Goodness, the sixth spiritual gift listed in Galatians 5:22-23, is beneficence; being consciously unselfish in relationships. Do we practice Jesus’ example of unselfish wisdom in our daily interactions?

When visualizing goodness, I picture a special family gathering around a meal. As a hostess, I would need to be pro-active in preparing favorite dishes, choreographing seating arrangements to promote optimal conversations, and providing opportunities for preferred activities. To pull off a successful get together like this, I would need to unselfishly plan ahead.

1. Notify guests of time and place.

2. Prepare food that would match the traditions for which the occasion called.

3. Provide the props or prompts for whatever activities suit the occasion.

As such, I am being consciously “good” in providing for my guests. Beneficence has the chance to preside in and amongst the family get together.

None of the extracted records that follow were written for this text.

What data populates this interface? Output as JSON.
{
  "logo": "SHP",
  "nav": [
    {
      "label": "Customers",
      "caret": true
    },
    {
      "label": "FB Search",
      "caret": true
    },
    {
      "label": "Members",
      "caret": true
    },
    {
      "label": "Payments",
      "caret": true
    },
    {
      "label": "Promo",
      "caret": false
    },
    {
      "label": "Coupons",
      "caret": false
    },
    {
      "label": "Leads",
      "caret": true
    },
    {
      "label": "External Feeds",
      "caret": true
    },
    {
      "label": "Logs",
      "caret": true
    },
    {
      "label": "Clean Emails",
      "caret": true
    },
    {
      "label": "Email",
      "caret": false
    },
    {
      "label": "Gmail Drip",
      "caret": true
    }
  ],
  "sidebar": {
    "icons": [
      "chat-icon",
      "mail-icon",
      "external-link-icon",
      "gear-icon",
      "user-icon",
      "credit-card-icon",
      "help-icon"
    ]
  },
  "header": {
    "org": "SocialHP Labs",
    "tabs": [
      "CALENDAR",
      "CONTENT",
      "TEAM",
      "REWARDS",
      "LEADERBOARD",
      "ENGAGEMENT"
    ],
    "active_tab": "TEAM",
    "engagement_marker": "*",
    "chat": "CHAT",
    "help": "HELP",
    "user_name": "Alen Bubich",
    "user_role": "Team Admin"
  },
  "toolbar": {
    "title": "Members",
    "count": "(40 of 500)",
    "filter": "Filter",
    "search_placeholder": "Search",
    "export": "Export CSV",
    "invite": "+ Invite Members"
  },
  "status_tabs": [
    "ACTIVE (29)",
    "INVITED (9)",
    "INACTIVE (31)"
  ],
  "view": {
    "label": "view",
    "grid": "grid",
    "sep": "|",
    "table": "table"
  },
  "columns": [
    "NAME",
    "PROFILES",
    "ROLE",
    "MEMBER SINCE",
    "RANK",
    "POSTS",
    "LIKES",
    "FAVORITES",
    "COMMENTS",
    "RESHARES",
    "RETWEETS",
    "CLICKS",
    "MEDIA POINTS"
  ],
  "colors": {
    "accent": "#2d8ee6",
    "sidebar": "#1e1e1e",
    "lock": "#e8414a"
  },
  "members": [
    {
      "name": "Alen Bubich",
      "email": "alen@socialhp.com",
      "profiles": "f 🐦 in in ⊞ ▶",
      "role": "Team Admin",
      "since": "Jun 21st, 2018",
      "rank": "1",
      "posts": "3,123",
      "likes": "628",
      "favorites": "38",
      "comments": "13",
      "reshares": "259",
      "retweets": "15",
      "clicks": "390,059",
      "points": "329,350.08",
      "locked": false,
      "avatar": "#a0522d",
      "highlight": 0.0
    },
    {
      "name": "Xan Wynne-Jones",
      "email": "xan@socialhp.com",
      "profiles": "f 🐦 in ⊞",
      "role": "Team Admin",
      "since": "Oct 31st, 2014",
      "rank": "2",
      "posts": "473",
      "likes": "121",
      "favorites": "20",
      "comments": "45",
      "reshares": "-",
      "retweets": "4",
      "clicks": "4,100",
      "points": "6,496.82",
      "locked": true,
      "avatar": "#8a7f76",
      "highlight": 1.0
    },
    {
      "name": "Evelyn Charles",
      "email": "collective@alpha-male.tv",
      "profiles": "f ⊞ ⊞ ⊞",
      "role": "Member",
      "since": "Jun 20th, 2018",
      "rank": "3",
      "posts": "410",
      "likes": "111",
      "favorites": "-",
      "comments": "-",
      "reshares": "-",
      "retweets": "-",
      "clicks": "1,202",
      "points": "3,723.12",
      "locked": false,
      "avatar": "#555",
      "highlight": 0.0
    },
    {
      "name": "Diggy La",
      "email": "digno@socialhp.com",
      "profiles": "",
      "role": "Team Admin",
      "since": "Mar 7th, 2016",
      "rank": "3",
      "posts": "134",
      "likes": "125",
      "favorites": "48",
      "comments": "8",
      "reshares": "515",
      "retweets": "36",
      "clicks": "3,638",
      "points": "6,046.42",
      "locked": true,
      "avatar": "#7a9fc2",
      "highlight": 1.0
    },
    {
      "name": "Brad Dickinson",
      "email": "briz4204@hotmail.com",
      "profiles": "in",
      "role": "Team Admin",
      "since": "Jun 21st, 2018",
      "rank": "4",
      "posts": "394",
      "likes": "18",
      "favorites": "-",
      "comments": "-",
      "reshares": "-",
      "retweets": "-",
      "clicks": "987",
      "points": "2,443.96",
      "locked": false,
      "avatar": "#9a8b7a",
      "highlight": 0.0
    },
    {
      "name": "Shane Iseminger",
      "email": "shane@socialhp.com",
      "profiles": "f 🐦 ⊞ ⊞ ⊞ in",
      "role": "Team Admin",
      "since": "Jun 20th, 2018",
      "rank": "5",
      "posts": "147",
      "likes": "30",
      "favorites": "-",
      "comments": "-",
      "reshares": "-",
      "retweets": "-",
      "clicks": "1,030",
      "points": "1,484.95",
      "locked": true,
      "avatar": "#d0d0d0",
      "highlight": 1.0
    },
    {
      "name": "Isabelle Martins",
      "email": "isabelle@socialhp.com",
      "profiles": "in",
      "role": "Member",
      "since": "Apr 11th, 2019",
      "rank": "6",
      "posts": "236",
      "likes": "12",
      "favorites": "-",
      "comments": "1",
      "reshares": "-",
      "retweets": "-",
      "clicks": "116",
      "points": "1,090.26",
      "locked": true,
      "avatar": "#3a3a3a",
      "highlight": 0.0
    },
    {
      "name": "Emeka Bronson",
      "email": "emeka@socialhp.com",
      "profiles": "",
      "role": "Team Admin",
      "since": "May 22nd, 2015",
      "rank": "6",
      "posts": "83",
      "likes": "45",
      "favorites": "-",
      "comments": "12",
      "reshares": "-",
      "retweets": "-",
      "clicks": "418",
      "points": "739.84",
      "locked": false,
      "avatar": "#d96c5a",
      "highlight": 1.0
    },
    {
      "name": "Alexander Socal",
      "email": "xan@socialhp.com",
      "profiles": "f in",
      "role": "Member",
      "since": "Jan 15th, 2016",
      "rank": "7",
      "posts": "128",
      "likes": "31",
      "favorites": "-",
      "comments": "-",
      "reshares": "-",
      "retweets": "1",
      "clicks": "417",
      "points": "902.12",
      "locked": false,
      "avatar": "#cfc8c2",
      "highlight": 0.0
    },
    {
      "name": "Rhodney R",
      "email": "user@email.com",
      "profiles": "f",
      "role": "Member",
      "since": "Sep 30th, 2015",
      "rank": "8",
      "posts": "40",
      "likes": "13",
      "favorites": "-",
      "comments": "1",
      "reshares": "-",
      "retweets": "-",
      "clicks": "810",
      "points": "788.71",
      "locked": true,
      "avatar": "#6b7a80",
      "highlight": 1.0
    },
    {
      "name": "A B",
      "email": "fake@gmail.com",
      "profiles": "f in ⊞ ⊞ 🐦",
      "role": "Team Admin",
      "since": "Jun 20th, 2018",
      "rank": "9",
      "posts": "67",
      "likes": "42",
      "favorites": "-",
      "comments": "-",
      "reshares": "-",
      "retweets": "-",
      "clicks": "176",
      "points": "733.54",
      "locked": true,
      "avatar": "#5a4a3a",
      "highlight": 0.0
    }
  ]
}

Sometimes “goodness” seems pedantic, especially when we haven’t been habitually practicing it for a while. When in doubt about implementing “goodness,” we are telling ourselves to do the next right thing in that present moment. When I’m following the injunction to take the next right step, I accumulate steps which add up to a journey marked with “goodness.”

Is the variable of “goodness,” of being mindfully unselfish, a guiding component in my lifestyle?

My friends, I have no doubt in my mind that you yourselves are quite full of goodness and equipped with knowledge of every kind, well able to give advice to one another.